君のスガタ
 そんな柚の姿に眩しくて目を逸らした。

 この顔が見たかった…

「…っ…俺はあの体育館で柚を知ったんだ。覚えてない?」

 あの日は晴れているけど、曇り空が出ていて、すぐにでも雷がなりそうな天気だった。

 俺は部活を終えて、帰る時だった。

 体育館付近を歩いていたら、ダンダンとボールの音がした。

 こんな天気なのに、まだ練習でもしているのかと思い、興味本位で覗いてみた。

 一人でレシーブやパスを自主練していた。

「ああ、ここだと角度調整して、奥に飛んじゃうから微調整して。

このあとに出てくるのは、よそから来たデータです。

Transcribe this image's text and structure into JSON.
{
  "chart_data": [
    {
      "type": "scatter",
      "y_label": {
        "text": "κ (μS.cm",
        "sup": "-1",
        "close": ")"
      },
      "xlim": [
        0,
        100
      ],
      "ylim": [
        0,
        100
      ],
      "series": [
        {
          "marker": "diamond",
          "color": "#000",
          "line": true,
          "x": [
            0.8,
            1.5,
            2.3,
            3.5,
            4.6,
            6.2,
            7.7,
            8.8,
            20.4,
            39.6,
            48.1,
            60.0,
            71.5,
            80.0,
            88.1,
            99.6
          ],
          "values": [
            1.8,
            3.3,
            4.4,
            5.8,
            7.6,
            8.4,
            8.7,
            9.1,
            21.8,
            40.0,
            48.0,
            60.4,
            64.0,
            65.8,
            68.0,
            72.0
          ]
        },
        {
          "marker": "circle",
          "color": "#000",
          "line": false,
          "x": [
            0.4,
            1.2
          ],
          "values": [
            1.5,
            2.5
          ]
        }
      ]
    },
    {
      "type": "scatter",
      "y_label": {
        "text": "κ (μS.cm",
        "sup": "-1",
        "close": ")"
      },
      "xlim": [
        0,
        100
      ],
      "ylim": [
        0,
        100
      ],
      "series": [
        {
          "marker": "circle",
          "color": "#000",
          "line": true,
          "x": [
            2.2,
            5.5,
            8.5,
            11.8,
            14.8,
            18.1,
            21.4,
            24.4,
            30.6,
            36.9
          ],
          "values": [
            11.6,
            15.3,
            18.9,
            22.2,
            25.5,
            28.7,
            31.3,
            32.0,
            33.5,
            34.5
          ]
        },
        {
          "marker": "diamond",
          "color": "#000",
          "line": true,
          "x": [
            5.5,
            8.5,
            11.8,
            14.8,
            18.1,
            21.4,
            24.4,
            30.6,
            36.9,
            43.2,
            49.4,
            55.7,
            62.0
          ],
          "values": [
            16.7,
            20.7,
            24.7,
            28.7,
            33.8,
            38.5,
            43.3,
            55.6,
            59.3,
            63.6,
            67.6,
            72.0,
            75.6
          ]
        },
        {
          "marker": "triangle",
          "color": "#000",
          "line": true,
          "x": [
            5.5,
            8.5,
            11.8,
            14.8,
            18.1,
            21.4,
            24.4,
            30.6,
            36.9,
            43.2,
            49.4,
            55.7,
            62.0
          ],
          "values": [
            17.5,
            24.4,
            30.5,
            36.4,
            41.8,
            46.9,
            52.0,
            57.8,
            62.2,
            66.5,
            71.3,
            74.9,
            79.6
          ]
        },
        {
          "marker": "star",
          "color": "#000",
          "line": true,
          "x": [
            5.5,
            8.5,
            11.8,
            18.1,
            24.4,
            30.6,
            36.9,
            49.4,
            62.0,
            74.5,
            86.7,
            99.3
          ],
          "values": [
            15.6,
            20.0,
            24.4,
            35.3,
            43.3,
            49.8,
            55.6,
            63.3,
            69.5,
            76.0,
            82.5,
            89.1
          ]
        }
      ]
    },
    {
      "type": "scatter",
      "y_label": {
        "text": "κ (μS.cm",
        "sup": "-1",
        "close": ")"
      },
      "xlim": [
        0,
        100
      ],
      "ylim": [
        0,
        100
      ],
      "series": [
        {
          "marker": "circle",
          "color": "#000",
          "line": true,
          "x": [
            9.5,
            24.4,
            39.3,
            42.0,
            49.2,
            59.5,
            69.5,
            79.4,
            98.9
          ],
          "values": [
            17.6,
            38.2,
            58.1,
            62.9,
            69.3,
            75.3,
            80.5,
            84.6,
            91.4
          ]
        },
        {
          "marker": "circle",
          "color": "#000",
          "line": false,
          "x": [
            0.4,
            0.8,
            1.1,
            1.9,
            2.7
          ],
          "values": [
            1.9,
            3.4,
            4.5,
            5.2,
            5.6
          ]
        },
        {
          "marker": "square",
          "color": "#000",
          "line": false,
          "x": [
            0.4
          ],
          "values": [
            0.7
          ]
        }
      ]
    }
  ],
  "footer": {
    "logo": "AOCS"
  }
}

あ、そうだ。昨日撮っていた動画を見なくちゃ。私は私。完璧じゃなくても私は私。よし!」

 そう言って柚は両手で両頬をバシッと自分を勇気づけるために叩いていた。

「そう言った柚は自分で自分を鼓舞していた。それが俺にとって衝撃的だった。自分自身を勇気づけるのは当たり前のはずなのに、なぜか俺は目を奪われたんだ。その時から今までだとなんとなくテニスやっていたけど、一生懸命に自分と見つめ直して、テニスの楽しみが分かってきて、楽しくなっていた」

 俺にとって、柚の存在は大切だった。